Am Ende siegt in "Nashville Lady" die Liebe
Im Film wird also viel gesungen und die restliche Hintergrundmusik tut ihr Übriges, um Country Music-Liebhaber in die richtige Stimmung zu bringen. Nichtsdestotrotz dominiert die Lovestory zwischen Loretta und ihrem Doolittle, der von Tommy Lee Jones ("Men in Black" gleichsam impulsiv und liebenswert porträtiert wird. Es wird kein Hehl daraus gemacht, dass beide auch schwere Zeiten miteinander durchmachten und mitunter auch handgreiflich wurden. Doch sie fanden immer wieder zueinander, was immer wieder anrührend in Szene gesetzt wird, ohne in die Kitschecke zu geraten. Ebenso stellt Regisseur Michael Apted ("James Bond - Die Welt ist nicht genug") heraus, wie viel die Country-Sängerin eigentlich ihrem Mann zu verdanken hat, ohne ihn hätte Loretta Lynn keine Karriere gehabt.
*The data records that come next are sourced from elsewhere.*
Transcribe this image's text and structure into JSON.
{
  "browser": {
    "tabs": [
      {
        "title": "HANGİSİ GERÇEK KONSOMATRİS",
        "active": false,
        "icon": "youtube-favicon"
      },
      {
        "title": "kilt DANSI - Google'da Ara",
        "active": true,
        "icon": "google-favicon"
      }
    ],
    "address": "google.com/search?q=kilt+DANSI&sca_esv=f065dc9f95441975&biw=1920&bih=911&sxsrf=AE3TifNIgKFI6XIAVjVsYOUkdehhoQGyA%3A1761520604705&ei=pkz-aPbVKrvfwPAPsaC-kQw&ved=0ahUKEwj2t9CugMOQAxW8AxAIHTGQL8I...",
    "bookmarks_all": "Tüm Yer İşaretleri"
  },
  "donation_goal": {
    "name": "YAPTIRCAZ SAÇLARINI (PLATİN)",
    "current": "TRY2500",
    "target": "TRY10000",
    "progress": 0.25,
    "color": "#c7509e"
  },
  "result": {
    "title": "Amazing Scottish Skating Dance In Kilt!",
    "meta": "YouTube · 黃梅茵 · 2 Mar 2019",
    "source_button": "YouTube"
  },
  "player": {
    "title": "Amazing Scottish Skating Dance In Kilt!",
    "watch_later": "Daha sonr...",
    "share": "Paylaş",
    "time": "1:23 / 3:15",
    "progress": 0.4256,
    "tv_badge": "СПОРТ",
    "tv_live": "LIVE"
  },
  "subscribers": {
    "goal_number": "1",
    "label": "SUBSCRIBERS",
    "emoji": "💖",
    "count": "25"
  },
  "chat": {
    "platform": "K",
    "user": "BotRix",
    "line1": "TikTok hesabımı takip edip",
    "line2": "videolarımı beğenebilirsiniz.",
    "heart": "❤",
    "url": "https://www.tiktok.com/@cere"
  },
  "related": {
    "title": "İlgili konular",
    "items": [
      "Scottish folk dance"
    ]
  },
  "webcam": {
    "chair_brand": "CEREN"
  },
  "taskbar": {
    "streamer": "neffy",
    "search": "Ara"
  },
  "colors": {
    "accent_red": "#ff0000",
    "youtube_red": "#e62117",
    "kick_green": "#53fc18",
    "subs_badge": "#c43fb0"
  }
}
Insofern ist "Nashville Lady" eine gelungene Liebeserklärung an beide.
Fazit: "Nashville Lady" ist ein ergreifender Musikfilm, der manchmal wie ein Märchen und dann wieder wie ein Sozialdrama wirkt. Das verbindende Glied ist die Country Music, mit der so viel Leidenschaft zum Ausdruck gebracht wird, dass man anschließend den Soundtrack einlegt, um sich ein zweites Mal beseelen zu lassen.